Legal custody and physical custody should be considered as two separate buckets. While they both affect your children, they may not always be intertwined. For example, just because one parent has more time with the children (physical custody), does not necessarily mean that they get to make all the decisions (legal custody). Being a parent is a constitutional right and it is becoming more and more unusual for one parent to be awarded full legal custody while also having a joint physical custody arrangement.

 

coparenting

Source: Yulianto Poitier | Pexels

 

What does this mean for summer planning and what your custody arrangement should cover?

 

Activities

The children’s activities are typically in line with who has physical custody, except for any vaccinations or medications needed for summer camp/programs or overseas travel, as medical decisions fall under legal custody. A review of your current custody and/or co-parenting agreement is highly advisable.

As you do so, ask yourself: Will your children be participating in a paid summer program? If so, who will schedule and who will pay? Your agreement or order may not speak directly to summer activities. Sometimes, the terms only directly address general extracurricular activities, and, many times, parents will only have to split the cost of agreed-upon extracurricular activities. Make sure you understand exactly how these activities will be handled. While you want to ensure your children enjoy their summer vacation, you also don’t want to overextend yourself only to find out the other parent is not responsible for the cost of the very expensive STEM camp.

 

Vacations

As with summer camp and other activities, vacations have the potential to interfere with parenting time and are also in line with physical custody, unless the children need a passport for travel. Most parenting agreements provide each parent with time to vacation with the children during the summer months. Oftentimes, one parent is required to choose when they will vacation with the children by a certain date and notify the other parent to avoid planning conflicting trips.

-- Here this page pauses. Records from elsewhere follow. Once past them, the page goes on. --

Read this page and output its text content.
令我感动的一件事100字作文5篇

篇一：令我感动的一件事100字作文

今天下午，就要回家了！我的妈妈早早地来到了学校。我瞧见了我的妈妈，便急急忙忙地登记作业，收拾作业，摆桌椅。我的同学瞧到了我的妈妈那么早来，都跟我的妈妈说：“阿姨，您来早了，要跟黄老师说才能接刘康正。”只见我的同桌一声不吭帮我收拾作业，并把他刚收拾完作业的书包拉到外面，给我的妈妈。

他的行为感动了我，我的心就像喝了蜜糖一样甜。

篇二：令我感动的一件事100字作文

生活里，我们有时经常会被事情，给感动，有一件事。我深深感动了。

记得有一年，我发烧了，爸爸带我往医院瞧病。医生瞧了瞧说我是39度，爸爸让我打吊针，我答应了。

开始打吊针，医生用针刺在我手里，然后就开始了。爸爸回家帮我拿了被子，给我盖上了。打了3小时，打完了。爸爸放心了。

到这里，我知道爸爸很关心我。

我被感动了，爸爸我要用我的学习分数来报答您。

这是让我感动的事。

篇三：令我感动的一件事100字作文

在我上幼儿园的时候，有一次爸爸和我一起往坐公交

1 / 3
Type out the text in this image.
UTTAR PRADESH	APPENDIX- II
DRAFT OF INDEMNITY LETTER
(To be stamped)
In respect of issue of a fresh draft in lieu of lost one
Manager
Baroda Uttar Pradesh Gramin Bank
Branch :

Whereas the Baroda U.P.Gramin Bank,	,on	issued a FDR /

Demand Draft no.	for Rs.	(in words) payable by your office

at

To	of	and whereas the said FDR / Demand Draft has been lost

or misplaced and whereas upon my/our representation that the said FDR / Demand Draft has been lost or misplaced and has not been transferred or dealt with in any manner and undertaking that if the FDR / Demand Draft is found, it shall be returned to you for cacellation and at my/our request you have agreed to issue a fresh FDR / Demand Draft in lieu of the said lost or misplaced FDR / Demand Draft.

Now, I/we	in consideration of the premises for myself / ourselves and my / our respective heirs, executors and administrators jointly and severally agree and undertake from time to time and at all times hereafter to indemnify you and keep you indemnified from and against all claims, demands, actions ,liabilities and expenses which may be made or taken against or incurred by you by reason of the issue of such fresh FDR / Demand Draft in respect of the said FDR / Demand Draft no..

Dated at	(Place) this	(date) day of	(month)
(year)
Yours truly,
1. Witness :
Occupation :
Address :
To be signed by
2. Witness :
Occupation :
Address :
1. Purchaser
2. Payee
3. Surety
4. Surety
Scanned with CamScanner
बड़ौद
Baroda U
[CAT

Take a look to see if your agreement requires you to take this—or any other—action so you don’t miss out on the opportunity to spend those extra days making memories with your children. Do you have to take an out-of-town vacation in order to spend that extra uninterrupted quality time with your children? Look at your agreement to see if it addresses how to handle vacations. If not, now is the time to have those discussions.

 

Planning beyond summer

Education: Your custody agreement may not mention anything about moving (within your state), but if that move will result in your children changing school districts or will impact one parent’s ability to transport the children to and from school, it is likely to become a legal custody decision.

Medical: In addition to vaccinations (and yes, that includes COVID) and medications, a medical issue that often comes into play in custody agreements is therapy. Others include orthodontia and elective procedures.

 

coparenting

Source: Tiger Lily | Pexels

 

What else should co-parents know about summer planning?

Overall, the key takeaway is that a well-planned summer is sure to be a fun summer. It’s important to consult your order or parenting plan to make sure you are following the rules before it’s too late. If you have a custody order in place, now is the time to refresh your memory on the summer custody provisions.

If you don’t have anything in place to create rules and guidelines with the other parent, now is the time to consider having one drafted up or deciding if you should take that next step through the court system. A well-drafted custody order can answer all your summertime parenting issues. Either way, it’s important to communicate with the other parent to make sure that you, the other parent, and your kids are all on the same page and don’t stumble into the common summer co-parenting pitfalls.